The girl from Iowa plopped down on a kitchen chair seemingly stressed. Then, trying to redeem herself, she announced that she had brought dessert. “Richard,” she said, “I almost forgot. Would you bring in the ice cream?”
Uncle Paul’s head did close to a 180-degree turn. “You brought what?”
“Ice cream,” Maria answered. “For dessert.”
Nana’s eyebrows furrowed down to her nose as she announced that one never eats ice cream after crabs.
“Those crabs’ll turn to stone in your stomach if you eat ice cream after crabs,” she sternly proclaimed. Ricky — or Richard, as he was now going to be mockingly referred to — rolled his eyes and did as he was asked.
Once the crabs were steamed and dumped on piles of newspaper, Maria asked, “How do you eat these things?”
That question led to the second family explosion with everyone arguing about the best way to pick a crab.
“You take the legs off first,” said Uncle Bobby, “startin’ with the back ones.”
“No you don’t, you fool, you take the shell off first, then the legs!” retorted Uncle Paul.
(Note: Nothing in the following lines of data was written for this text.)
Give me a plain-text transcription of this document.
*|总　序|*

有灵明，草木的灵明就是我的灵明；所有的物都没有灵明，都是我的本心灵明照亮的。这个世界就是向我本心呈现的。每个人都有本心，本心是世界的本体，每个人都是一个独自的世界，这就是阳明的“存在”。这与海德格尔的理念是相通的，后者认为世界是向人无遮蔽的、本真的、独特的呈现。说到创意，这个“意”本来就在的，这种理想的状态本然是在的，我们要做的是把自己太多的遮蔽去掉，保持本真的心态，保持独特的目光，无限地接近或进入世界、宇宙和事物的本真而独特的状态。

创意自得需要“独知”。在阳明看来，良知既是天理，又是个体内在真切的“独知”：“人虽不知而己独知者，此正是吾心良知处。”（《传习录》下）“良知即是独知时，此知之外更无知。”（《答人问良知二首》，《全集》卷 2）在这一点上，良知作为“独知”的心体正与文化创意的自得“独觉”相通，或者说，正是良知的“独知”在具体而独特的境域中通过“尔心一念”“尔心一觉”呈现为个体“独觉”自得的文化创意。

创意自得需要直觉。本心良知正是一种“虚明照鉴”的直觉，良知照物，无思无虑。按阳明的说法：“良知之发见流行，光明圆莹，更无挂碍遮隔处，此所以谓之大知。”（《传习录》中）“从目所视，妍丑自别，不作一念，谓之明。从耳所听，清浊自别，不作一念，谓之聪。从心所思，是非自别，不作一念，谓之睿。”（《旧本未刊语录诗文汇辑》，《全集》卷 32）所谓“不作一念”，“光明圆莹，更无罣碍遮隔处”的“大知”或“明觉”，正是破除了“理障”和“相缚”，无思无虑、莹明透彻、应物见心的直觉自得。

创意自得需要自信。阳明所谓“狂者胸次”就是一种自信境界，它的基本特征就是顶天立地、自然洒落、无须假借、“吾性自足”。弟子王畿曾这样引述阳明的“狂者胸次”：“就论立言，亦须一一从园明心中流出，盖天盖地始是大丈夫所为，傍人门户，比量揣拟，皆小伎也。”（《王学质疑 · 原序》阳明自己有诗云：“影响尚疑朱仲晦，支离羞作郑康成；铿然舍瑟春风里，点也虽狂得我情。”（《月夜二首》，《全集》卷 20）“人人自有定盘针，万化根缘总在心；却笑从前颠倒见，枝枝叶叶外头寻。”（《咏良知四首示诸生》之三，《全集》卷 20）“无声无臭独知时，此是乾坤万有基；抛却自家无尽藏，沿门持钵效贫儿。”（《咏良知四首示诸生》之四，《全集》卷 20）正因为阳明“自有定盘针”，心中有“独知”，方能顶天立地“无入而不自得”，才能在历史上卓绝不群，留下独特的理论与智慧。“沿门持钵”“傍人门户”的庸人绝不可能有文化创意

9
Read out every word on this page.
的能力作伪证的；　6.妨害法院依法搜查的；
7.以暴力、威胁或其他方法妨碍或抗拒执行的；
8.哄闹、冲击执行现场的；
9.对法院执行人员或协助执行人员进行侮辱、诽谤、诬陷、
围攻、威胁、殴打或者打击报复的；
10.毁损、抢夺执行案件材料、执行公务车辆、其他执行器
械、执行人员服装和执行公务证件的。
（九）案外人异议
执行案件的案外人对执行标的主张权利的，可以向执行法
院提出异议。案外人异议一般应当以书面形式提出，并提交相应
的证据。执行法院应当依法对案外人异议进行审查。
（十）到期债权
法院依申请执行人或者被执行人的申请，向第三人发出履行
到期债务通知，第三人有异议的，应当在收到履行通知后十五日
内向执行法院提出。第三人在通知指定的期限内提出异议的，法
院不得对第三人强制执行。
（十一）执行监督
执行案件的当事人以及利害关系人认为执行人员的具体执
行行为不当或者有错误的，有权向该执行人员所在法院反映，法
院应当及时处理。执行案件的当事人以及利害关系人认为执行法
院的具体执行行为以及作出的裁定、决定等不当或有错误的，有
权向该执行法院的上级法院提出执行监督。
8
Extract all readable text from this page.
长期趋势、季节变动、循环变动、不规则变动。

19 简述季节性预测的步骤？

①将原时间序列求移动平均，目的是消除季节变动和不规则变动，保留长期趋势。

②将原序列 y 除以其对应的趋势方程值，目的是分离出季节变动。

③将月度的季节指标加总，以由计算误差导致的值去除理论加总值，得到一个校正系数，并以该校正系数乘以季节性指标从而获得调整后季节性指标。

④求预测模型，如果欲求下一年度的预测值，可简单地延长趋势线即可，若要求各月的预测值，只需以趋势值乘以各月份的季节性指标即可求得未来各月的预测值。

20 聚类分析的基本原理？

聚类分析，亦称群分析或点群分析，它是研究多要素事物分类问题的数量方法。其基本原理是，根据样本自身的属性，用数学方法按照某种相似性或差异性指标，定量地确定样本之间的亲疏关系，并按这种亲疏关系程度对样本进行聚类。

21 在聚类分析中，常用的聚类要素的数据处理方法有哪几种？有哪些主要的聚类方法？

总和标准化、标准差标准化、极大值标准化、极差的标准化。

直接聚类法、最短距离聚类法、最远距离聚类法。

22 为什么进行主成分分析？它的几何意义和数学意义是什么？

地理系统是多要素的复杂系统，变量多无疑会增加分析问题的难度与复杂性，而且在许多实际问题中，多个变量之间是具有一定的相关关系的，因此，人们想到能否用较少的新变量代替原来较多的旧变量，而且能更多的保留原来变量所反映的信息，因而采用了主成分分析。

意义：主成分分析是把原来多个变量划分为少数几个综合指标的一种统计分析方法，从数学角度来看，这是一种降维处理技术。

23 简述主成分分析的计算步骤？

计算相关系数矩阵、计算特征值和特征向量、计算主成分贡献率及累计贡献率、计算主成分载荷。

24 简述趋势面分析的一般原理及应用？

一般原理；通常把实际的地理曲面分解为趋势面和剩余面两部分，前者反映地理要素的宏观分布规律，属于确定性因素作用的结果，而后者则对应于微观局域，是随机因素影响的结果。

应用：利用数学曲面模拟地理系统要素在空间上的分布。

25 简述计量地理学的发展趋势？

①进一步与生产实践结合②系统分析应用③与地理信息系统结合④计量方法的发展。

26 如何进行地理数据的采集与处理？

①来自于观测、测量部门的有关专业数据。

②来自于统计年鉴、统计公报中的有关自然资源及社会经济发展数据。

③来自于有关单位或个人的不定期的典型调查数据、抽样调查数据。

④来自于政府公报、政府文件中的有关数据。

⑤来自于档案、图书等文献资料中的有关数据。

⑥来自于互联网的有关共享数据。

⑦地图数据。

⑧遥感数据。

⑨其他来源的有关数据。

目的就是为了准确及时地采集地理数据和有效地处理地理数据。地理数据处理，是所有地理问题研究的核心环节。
“LEGS FIRST!” yelled Uncle Bobby.
“SHELL FIRST” shouted Uncle Paul.
Then the bickering began about whether to use mallets or knives to extract the meat. Should you eat the mustard or not? Black pepper or Old Bay or just plain?
By this time Maria looked faint. She whispered into Ricky’s ear and left the room.
“Um,” Ricky said, “Maria’s not feeling well. I’m going to take her back to her dorm.”
“Oh dear,” Nana said. “I hope she’s all right. You will bring her for Thanksgiving, won’t you?”
Ricky gave Nana a look over his shoulder as he headed out the door.
I leaned over and told Nana that I didn’t think we’d see Maria again.
“Why not?” she asked.
I answered, “Family crab feast, that’s why.”